The phonetic function returns the phonetic encoding of the strings contained in the column using the Metaphone algorithm. It may return the primary Metaphone component (component = "Primary" or component = "P") or the secondary component (component = "Secondary" or component = "S"). By default the primary component is returned.
The nominal attribute used to evaluate the phonetic encoding. If it is not nominal, it will be casted to nominal upon function’s computation. The column parameter is mandatory.
If Primary, P or not specified, the function returns the primary component. If Secondary or S, the secondary component is returned.
The Metaphone algorithm is a phonetic algorithm for indexing words by their English pronunciation. Its features are the as follows:
Drop duplicate adjacent letters, except for C.
If the word begins with 'KN', 'GN', 'PN', 'AE', 'WR', drop the first letter.
Drop 'B' if after 'M' at the end of the word.
'C' transforms to 'X' if followed by 'IA' or 'H' (unless in latter case, it is part of '-SCH-', in which case it transforms to 'K'). 'C' transforms to 'S' if followed by 'I', 'E', or 'Y'. Otherwise, 'C' transforms to 'K'.
'D' transforms to 'J' if followed by 'GE', 'GY', or 'GI'. Otherwise, 'D' transforms to 'T'.
Drop 'G' if followed by 'H' and 'H' is not at the end or before a vowel. Drop 'G' if followed by 'N' or 'NED' and is at the end.
'G' transforms to 'J' if before 'I', 'E', or 'Y', and it is not in 'GG'. Otherwise, 'G' transforms to 'K'.
Drop 'H' if after vowel and not before a vowel.
'CK' transforms to 'K'.
'PH' transforms to 'F'.
'Q' transforms to 'K'.
'S' transforms to 'X' if followed by 'H', 'IO', or 'IA'.
'T' transforms to 'X' if followed by 'IA' or 'IO'. 'TH' transforms to '0'. Drop 'T' if followed by 'CH'.
'V' transforms to 'F'.
'WH' transforms to 'W' if at the beginning. Drop 'W' if not followed by a vowel.

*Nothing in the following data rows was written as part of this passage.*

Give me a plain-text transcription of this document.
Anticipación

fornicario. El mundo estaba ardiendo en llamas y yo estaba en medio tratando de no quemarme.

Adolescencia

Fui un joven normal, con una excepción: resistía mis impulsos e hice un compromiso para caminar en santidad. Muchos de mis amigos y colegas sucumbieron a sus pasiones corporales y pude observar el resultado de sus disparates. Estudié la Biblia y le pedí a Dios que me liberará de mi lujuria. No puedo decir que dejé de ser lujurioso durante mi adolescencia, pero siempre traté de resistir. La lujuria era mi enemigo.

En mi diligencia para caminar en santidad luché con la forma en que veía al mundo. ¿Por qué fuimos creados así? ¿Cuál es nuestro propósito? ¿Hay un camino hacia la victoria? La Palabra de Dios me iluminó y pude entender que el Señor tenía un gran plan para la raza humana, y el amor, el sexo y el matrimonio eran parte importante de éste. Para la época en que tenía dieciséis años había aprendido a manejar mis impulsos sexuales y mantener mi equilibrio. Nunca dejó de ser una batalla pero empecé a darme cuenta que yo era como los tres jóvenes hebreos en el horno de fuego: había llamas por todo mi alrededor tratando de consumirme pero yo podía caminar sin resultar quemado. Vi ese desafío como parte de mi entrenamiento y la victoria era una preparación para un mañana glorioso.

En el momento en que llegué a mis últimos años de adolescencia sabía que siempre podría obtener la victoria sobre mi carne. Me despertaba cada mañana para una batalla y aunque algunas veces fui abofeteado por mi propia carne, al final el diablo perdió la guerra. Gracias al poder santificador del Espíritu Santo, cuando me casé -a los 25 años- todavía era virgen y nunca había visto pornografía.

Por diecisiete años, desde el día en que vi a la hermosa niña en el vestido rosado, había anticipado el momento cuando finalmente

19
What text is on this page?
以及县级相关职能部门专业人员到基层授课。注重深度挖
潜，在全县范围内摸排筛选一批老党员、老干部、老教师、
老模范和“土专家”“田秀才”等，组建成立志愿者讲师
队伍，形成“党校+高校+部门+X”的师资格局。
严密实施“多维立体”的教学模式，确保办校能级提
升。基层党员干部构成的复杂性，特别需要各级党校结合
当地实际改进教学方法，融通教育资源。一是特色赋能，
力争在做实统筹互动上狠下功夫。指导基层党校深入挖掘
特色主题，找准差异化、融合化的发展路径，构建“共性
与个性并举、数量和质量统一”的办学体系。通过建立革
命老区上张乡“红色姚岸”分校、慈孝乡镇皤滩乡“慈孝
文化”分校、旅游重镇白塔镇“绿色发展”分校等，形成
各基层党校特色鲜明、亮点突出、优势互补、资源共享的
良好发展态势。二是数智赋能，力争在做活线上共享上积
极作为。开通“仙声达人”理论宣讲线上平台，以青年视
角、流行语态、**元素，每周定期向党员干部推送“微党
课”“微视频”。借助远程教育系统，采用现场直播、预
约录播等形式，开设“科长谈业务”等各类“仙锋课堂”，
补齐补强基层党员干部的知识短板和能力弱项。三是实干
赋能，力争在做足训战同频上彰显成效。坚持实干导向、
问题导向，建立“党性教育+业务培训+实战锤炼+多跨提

'X' transforms to 'S' if at the beginning. Otherwise, 'X' transforms to 'KS'.
Drop 'Y' if not followed by a vowel.
'Z' transforms to 'S'.
Drop all vowels unless it is the beginning.
The following example uses the Students_performance dataset.
In this example, we want to retrieve the pronunciation of the test preparation course attribute.
Add a new attribute, called phonetic, and type the following formula:
phonetic($"test preparation course")
and the attribute is filled with the primary component, as the component parameter hasn’t been specified.